Pra quem mora lá no morro, pra quem vive nas encostas… Onde o diabo faz fogo, pra onde Deus virou as costas
Onde a morte começa, onde a vida termina:
Esse barraco vai cair, eu não me canso de avisar! Ele não tem alvenaria, não tem coluna pra apoiar… Ai, eu não quero ver o dia dessa zorra desabar

Autor: Tenison Del Rey / voz: Netinho

Na visão de um branco classe média, morar no morro é estar onde o diabo faz fogo e para onde Deus virou as costas. É estar onde a morte começa e onde a vida termina. Ele “não cansa de avisar”. E o refrão é: “vai desabar / não dá pra viver lá”. Isso, no entusiasmo do axé, é como que debochar das condições de vida de outrém. Como cantar Sunday, bloddy sunday, do U2, em ritmo de samba, igual fazia o Sambô.

É como disse, certa vez, o Gregório Duvivier: ninguém no Brasil nunca fez merda em nome do Capeta, da maconha ou da sacanagem. Toda vez que mataram, escravizaram e torturaram no Brasil foi em nome de Deus, da pátria e da família. Aliás, esse artigo todo é muito bom. E os cristãos, os “Deus acima de todos”, os “em nome de Jesus” (exceto o Gil) estão aí, no poder, conduzindo o extermínio da população negra enquanto cantam, felizes, “ô ô ô ô ô ô / vai desabaaaaar!”…

Arma é patrimônio cultural?

A fixação fálica por pistolas dos atuais mandatários tem um total de zero por cento a ver com essa polêmica de o Instituto do Patrimônio Artístico e Histórico Nacional (Iphan) registrar armas como patrimônio cultural. A não ser pela perspectiva da cortina de fumaça, já que vazou na imprensa o péssimo trato pessoal do secretário Mario Frias (ex-Malhação) para com a equipe que gerencia e os fatos de ele andar armado e de o governo querer porque querer que armas sejam colocadas num altar. Mas o Iphan já reconhece não apenas armas, mas qualquer objeto que tenha valor histórico, como passível de registro e proteção. Exemplo?

Canhões são armas, e esses aí estão na Orla da cidade de São Sebastião (SP), desde sempre, expostos à população e aos turistas, pois contam a História da cidade (o centro histórico é tombado pelo órgão estadual que protege o patrimônio no estado de São Paulo).

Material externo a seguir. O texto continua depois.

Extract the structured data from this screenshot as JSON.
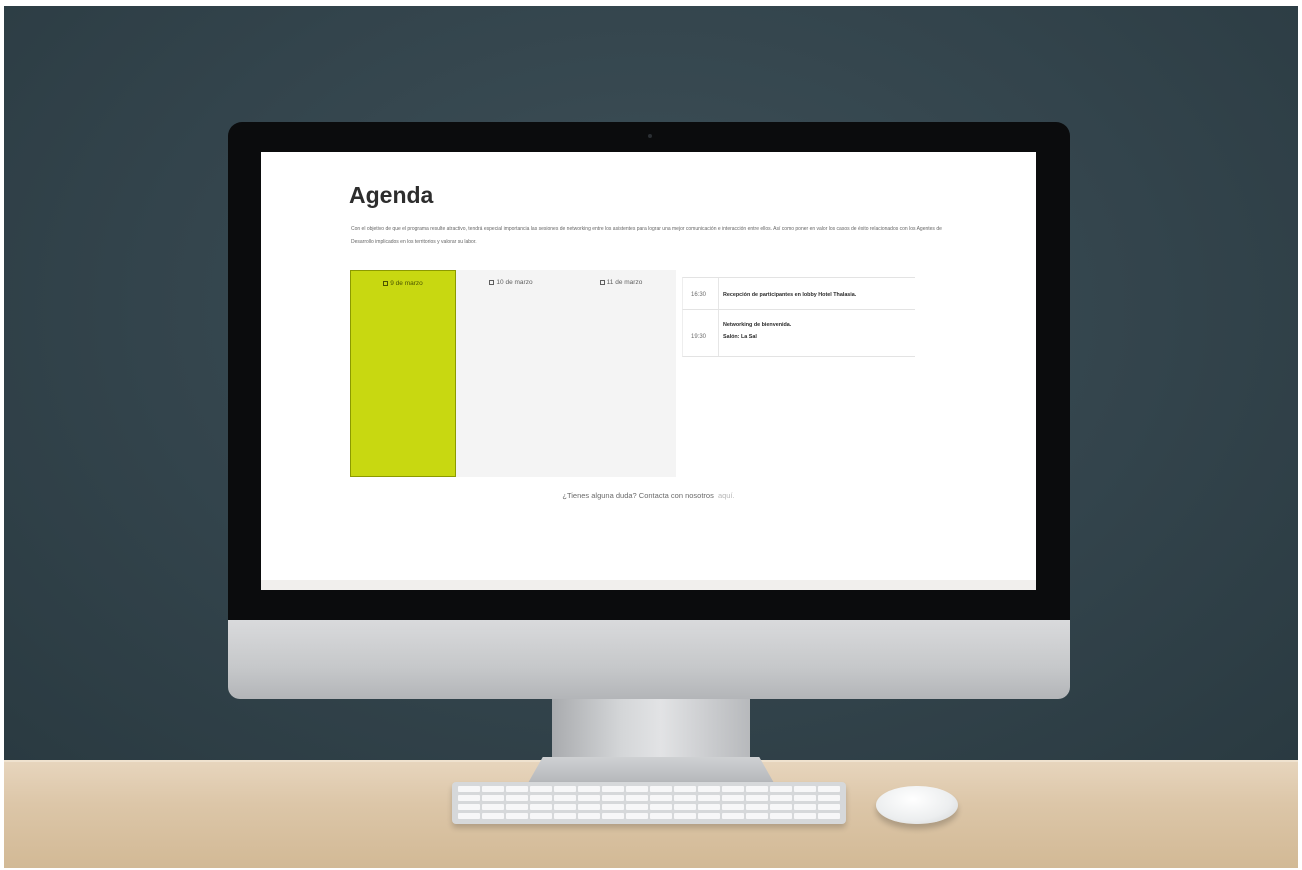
{
  "page": {
    "title": "Agenda",
    "intro": "Con el objetivo de que el programa resulte atractivo, tendrá especial importancia las sesiones de networking entre los asistentes para lograr una mejor comunicación e interacción entre ellos. Así como poner en valor los casos de éxito relacionados con los Agentes de Desarrollo implicados en los territorios y valorar su labor."
  },
  "tabs": [
    {
      "label": "9 de marzo",
      "active": true
    },
    {
      "label": "10 de marzo",
      "active": false
    },
    {
      "label": "11 de marzo",
      "active": false
    }
  ],
  "events": [
    {
      "time": "16:30",
      "title": "Recepción de participantes en lobby Hotel Thalasia.",
      "venue": ""
    },
    {
      "time": "19:30",
      "title": "Networking de bienvenida.",
      "venue": "Salón: La Sal"
    }
  ],
  "contact": {
    "text": "¿Tienes alguna duda? Contacta con nosotros",
    "link": "aquí."
  },
  "colors": {
    "accent": "#c8d811",
    "wall": "#33444c",
    "desk": "#dcc6a8"
  }
}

Claro que quiseram criar um factoide pra pagarem de machões, os mandatários, e impor a pauta armamentícia no debate público. Como se não tivessem sido armas de posse do Estado as que mataram Kathlen Romeo, Ágatha Félix e Evaldo Rosa. Como se precisássemos nos lembrar, neste momento, de que o governo gosta de armas. Como se elas não estivessem o tempo inteiro no noticiário.

Na matéria que saiu na Folha de S. Paulo, houve a divulgação dos nomes dos dois integrantes do grupo de trabalho. Um dos quais, Adler Homero Fonseca de Castro, é especialista em armaria – verbete que ele próprio descreveu, e cujo arquivo com as definições fica no site do Iphan. Tá aqui o atalho, pra encurtar o caminho, caso queira saber mais. Mas ele é servidor de carreira do órgão, é doutor em História e conduziu sua pesquisa, a vida toda, pelo caminho das armas. Em 2001, ele colocou um site no ar, chamado Armas Brasil, que foi atualizado pela última vez em 2003 (é até interessante entrar nele e conhecer a pré-história da internet com seus planos de fundo coloridos, botões de link e formulários de contato). Partes importantes do site dizem que:

o conteúdo destas páginas foi elaborado por um historiador com experiência em trabalhos de museu e, portanto, foi feito um esforço para trabalhar as armas não como elementos isolados, mas como ferramentas que servem para ilustrar um determinado momento da história, seus usos e os reflexos que tiveram nas sociedades que as produziram e usaram”. Diz ainda que “este é um sítio de propósitos não lucrativos, que trata basicamente das armas usadas pelas forças armadas (de terra) no Brasil” e, por fim, que “as informações aqui contidas são de natureza histórica, não pretendendo ser, de forma alguma, uma apologia da guerra, da violência ou a qualquer linha política”.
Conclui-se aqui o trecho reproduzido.